Formazione specialistica: la Regione finanzia 34 contratti in ambito medico

La Regione Toscana si impegna a finanziare alle Università di Firenze, Pisa e Siena 34 contratti per tutta la loro durata, pari a quattro o cinque anni (a seconda del tipo di specializzazione) a partire dal nuovo anno accademico.

Prosegue l’incremento dei contratti di formazione specialistica in ambito medico, che quest’anno raggiunge il ragguardevole traguardo complessivo dei 1.511 (l’anno scorso erano 1.200, il precedente 804). L’aumento si deve principalmente al nuovo indirizzo del Ministero dell’Università, finalizzato a colmare le carenze riscontrate in alcune specialità mediche.

La Regione Toscana accompagna questo processo, impegnandosi a finanziare alle Università di Firenze, Pisa e Siena, 34 contratti per tutta la loro durata, pari a quattro o cinque anni (a seconda del tipo di specializzazione) a partire dal nuovo anno accademico. Lo stabilisce un’apposita delibera, approvata nella seduta di Giunta di ieri pomeriggio 30 agosto, su proposta dell’assessore al diritto alla salute Simone Bezzini.

A favore dell’Università di Firenze i contratti finanziati sono in tutto 11, di cui 1 in malattie dell’apparato respiratorio, 2 in malattie infettive e tropicali, 7 in medicina d’emergenza-urgenza e 1 in reumatologia. I contratti finanziati all’Università di Pisa sono invece 15, di cui 1 in allergologia e immunologia clinica, 1 in chirurgia generale, 2 in ginecologia e ostetricia, 2 in malattie infettive e tropicali, 5 in medicina d’emergenza-urgenza, 1 in ortopedia e traumatologia e 3 in pediatria. Completano l’elenco gli 8 contratti finanziati all’Università di Siena, di cui 2 in malattie infettive e tropicali, 5 in medicina d’emergenza-urgenza e 1 in reumatologia. Il finanziamento complessivo di questi 34 contratti aggiuntivi di formazione specialistica per tutti gli anni di corso è di 3milioni e 598mila euro.
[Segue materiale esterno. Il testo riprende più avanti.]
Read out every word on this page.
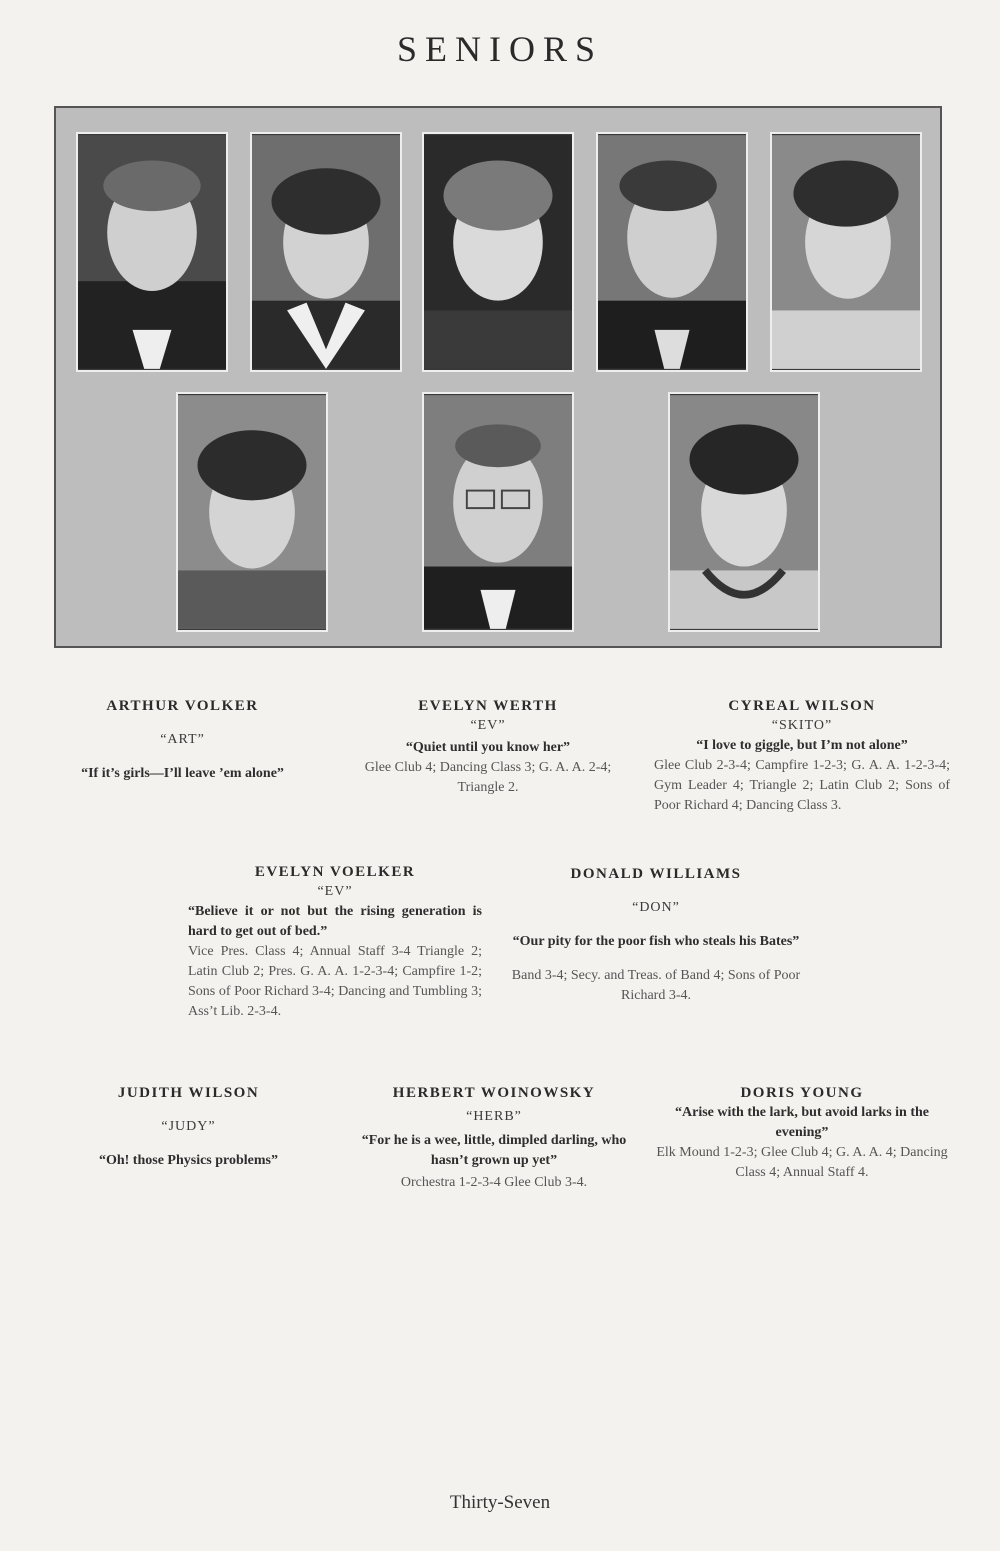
SENIORS
ARTHUR VOLKER
“ART”
“If it’s girls—I’ll leave ’em alone”
EVELYN WERTH
“EV”
“Quiet until you know her”
Glee Club 4; Dancing Class 3; G. A. A. 2-4; Triangle 2.
CYREAL WILSON
“SKITO”
“I love to giggle, but I’m not alone”
Glee Club 2-3-4; Campfire 1-2-3; G. A. A. 1-2-3-4; Gym Leader 4; Triangle 2; Latin Club 2; Sons of Poor Richard 4; Dancing Class 3.
EVELYN VOELKER
“EV”
“Believe it or not but the rising generation is hard to get out of bed.”
Vice Pres. Class 4; Annual Staff 3-4 Triangle 2; Latin Club 2; Pres. G. A. A. 1-2-3-4; Campfire 1-2; Sons of Poor Richard 3-4; Dancing and Tumbling 3; Ass’t Lib. 2-3-4.
DONALD WILLIAMS
“DON”
“Our pity for the poor fish who steals his Bates”
Band 3-4; Secy. and Treas. of Band 4; Sons of Poor Richard 3-4.
JUDITH WILSON
“JUDY”
“Oh! those Physics problems”
HERBERT WOINOWSKY
“HERB”
“For he is a wee, little, dimpled darling, who hasn’t grown up yet”
Orchestra 1-2-3-4 Glee Club 3-4.
DORIS YOUNG
“Arise with the lark, but avoid larks in the evening”
Elk Mound 1-2-3; Glee Club 4; G. A. A. 4; Dancing Class 4; Annual Staff 4.
Thirty-Seven
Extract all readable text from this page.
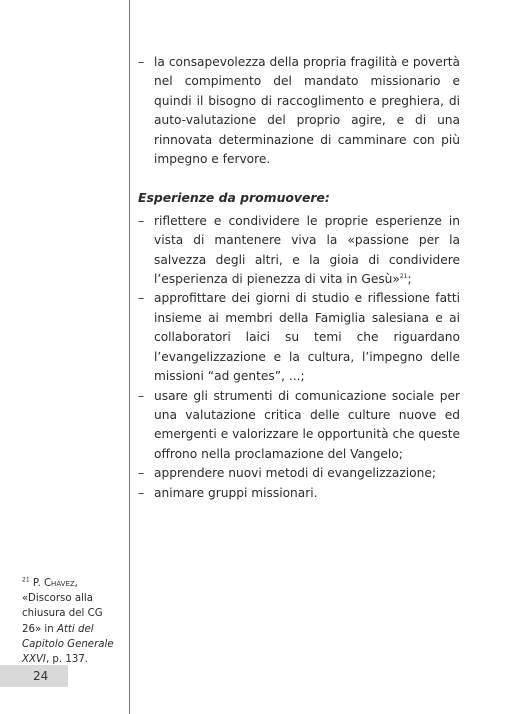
– la consapevolezza della propria fragilità e povertà nel compimento del mandato missionario e quindi il bisogno di raccoglimento e preghiera, di auto-valutazione del proprio agire, e di una rinnovata determinazione di camminare con più impegno e fervore.

Esperienze da promuovere:

– riflettere e condividere le proprie esperienze in vista di mantenere viva la «passione per la salvezza degli altri, e la gioia di condividere l’esperienza di pienezza di vita in Gesù»$^{21}$;

– approfittare dei giorni di studio e riflessione fatti insieme ai membri della Famiglia salesiana e ai collaboratori laici su temi che riguardano l’evangelizzazione e la cultura, l’impegno delle missioni “ad gentes”, ...;

– usare gli strumenti di comunicazione sociale per una valutazione critica delle culture nuove ed emergenti e valorizzare le opportunità che queste offrono nella proclamazione del Vangelo;

– apprendere nuovi metodi di evangelizzazione;

– animare gruppi missionari.

$^{21}$ P. Chávez, «Discorso alla chiusura del CG 26» in Atti del Capitolo Generale XXVI, p. 137.
24
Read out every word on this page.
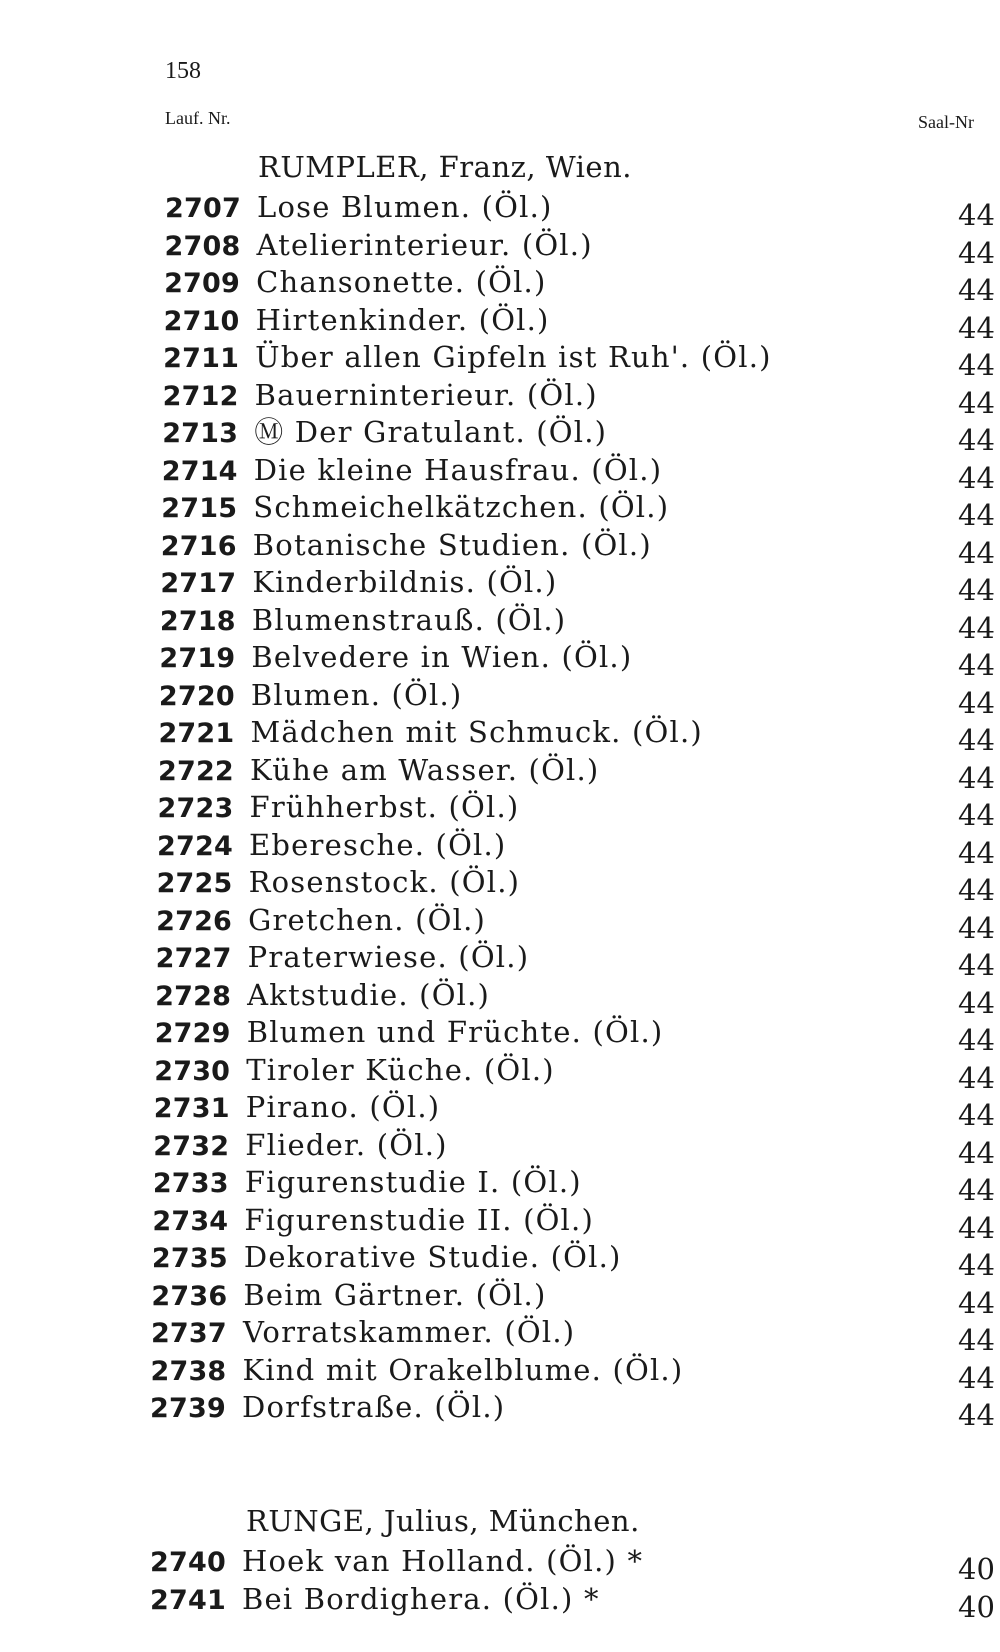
158
Lauf. Nr.	Saal-Nr
RUMPLER, Franz, Wien.
2707 Lose Blumen. (Öl.)	44
2708 Atelierinterieur. (Öl.)	44
2709 Chansonette. (Öl.)	44
2710 Hirtenkinder. (Öl.)	44
2711 Über allen Gipfeln ist Ruh'. (Öl.)	44
2712 Bauerninterieur. (Öl.)	44
2713 Ⓜ Der Gratulant. (Öl.)	44
2714 Die kleine Hausfrau. (Öl.)	44
2715 Schmeichelkätzchen. (Öl.)	44
2716 Botanische Studien. (Öl.)	44
2717 Kinderbildnis. (Öl.)	44
2718 Blumenstrauß. (Öl.)	44
2719 Belvedere in Wien. (Öl.)	44
2720 Blumen. (Öl.)	44
2721 Mädchen mit Schmuck. (Öl.)	44
2722 Kühe am Wasser. (Öl.)	44
2723 Frühherbst. (Öl.)	44
2724 Eberesche. (Öl.)	44
2725 Rosenstock. (Öl.)	44
2726 Gretchen. (Öl.)	44
2727 Praterwiese. (Öl.)	44
2728 Aktstudie. (Öl.)	44
2729 Blumen und Früchte. (Öl.)	44
2730 Tiroler Küche. (Öl.)	44
2731 Pirano. (Öl.)	44
2732 Flieder. (Öl.)	44
2733 Figurenstudie I. (Öl.)	44
2734 Figurenstudie II. (Öl.)	44
2735 Dekorative Studie. (Öl.)	44
2736 Beim Gärtner. (Öl.)	44
2737 Vorratskammer. (Öl.)	44
2738 Kind mit Orakelblume. (Öl.)	44
2739 Dorfstraße. (Öl.)	44
RUNGE, Julius, München.
2740 Hoek van Holland. (Öl.) *	40
2741 Bei Bordighera. (Öl.) *	40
“Abbiamo deciso di finanziare questi contratti dopo attenta valutazione del fabbisogno regionale soprattutto nell’ambito dell’emergenza urgenza, tenendo anche conto delle richieste pervenute dalle Università – spiega Bezzini -. Si tratta di contratti che le Regioni possono attivare in aggiunta a quelli statali, come stabilito dalla normativa nazionale. Noi lo facciamo da molti anni, partendo dalla stima del numero dei professionisti necessari a soddisfare le necessità della popolazione, nel medio-lungo periodo. Siamo intervenuti quest’anno, in particolare per colmare alcune lacune nei posti assegnati dal Ministero, che per certe discipline, poche in verità, risultavano inferiori all’anno accademico 2019-2020”. L’Università di Pisa riceve il maggior numero di borse regionali anche perché ha registrato un incremento di borse statali inferiore rispetto agli altri atenei (il 25% contro il 33% circa degli altri 2 atenei).

“Oltre a questa operazione, abbiamo convenuto di incrementare i posti dell’emergenza-urgenza in tutti gli atenei, in considerazione delle problematiche di organico presenti nel settore, con una specifica riserva di accesso ai contratti regionali per i medici che hanno o hanno avuto attivo nel corso del 2021 un contratto a tempo determinato con una delle aziende del servizio sanitario toscano. Si tratta di un canale specifico, riservato a quei giovani professionisti che hanno contribuito a salvaguardare l’operatività dei servizi di Pronto Soccorso in una difficile congiuntura”.